Our project also celebrates the achievements of Noel White, the teacher who helped the children overcome their trauma and inspired their art, and the 71-year old Englishwoman Florence Rutter who exhibited the Carrolup art on both sides of the world to much public acclaim.

We highlight the roles played by other people who helped the children during their time at Carrolup, and after the school closure when the children faced the adversities of living in a white-dominated society that considered them ‘inferior’.

Our project has involved the publication of an eBook, Connection: Aboriginal Child Artists Captivate Europe, in mid-2020. This book can be purchased via Amazon, Apple and Kobo, and can be read on mobiles, tablets and computers. David has written an article, The Aboriginal Child Artists of Carrolup, for Early Days, the Journal of the Royal Western Australian Historical Society (Number 104, 2020) which you can download here.

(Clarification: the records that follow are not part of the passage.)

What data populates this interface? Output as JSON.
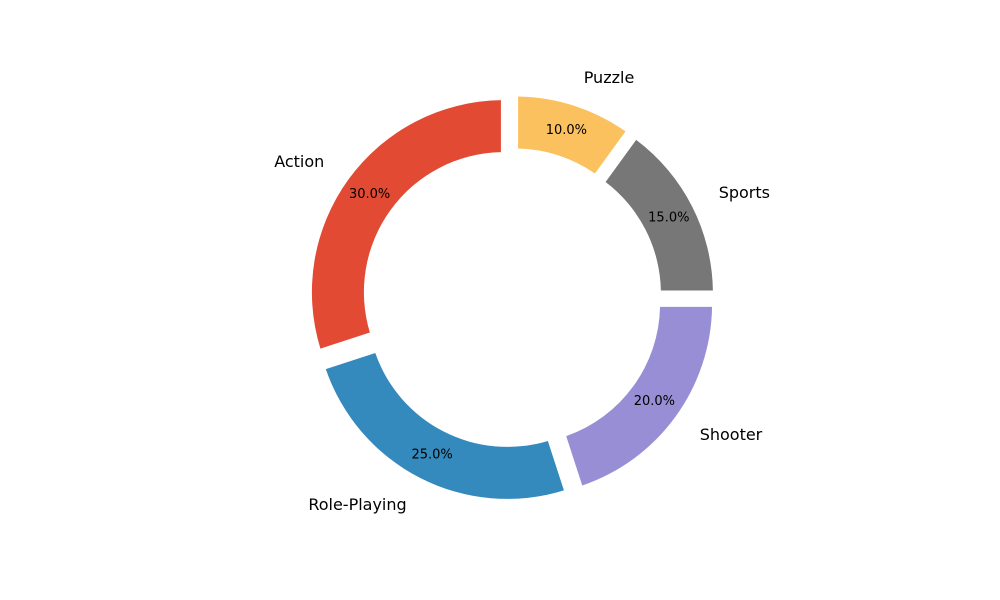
{
  "chart_data": {
    "type": "pie",
    "style": "donut",
    "title": "",
    "start_angle_deg": 90,
    "direction": "counterclockwise",
    "slices": [
      {
        "label": "Action",
        "value": 30,
        "pct_label": "30.0%",
        "color": "#E24A33"
      },
      {
        "label": "Role-Playing",
        "value": 25,
        "pct_label": "25.0%",
        "color": "#348ABD"
      },
      {
        "label": "Shooter",
        "value": 20,
        "pct_label": "20.0%",
        "color": "#988ED5"
      },
      {
        "label": "Sports",
        "value": 15,
        "pct_label": "15.0%",
        "color": "#777777"
      },
      {
        "label": "Puzzle",
        "value": 10,
        "pct_label": "10.0%",
        "color": "#FBC15E"
      }
    ],
    "legend": "none"
  }
}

You can download the cover of this Journal and read a blog post, Carrolup Child Artists Make History, I wrote about the article.

In addition, we are further developing this Storytelling, Education and Healing resource based on the Carrolup Story and its impact, as well as a grassroots engagement programme in local communities.

We are grateful to those people helping us with this project, including Noelene White, the daughter of Carrolup teacher Noel White. She has provided us with access to treasured family items related to her family’s life at Carrolup Native Settlement. The project has been encouraged and inspired by Noongar people, including cultural leaders, and leading experts in the healing of trauma.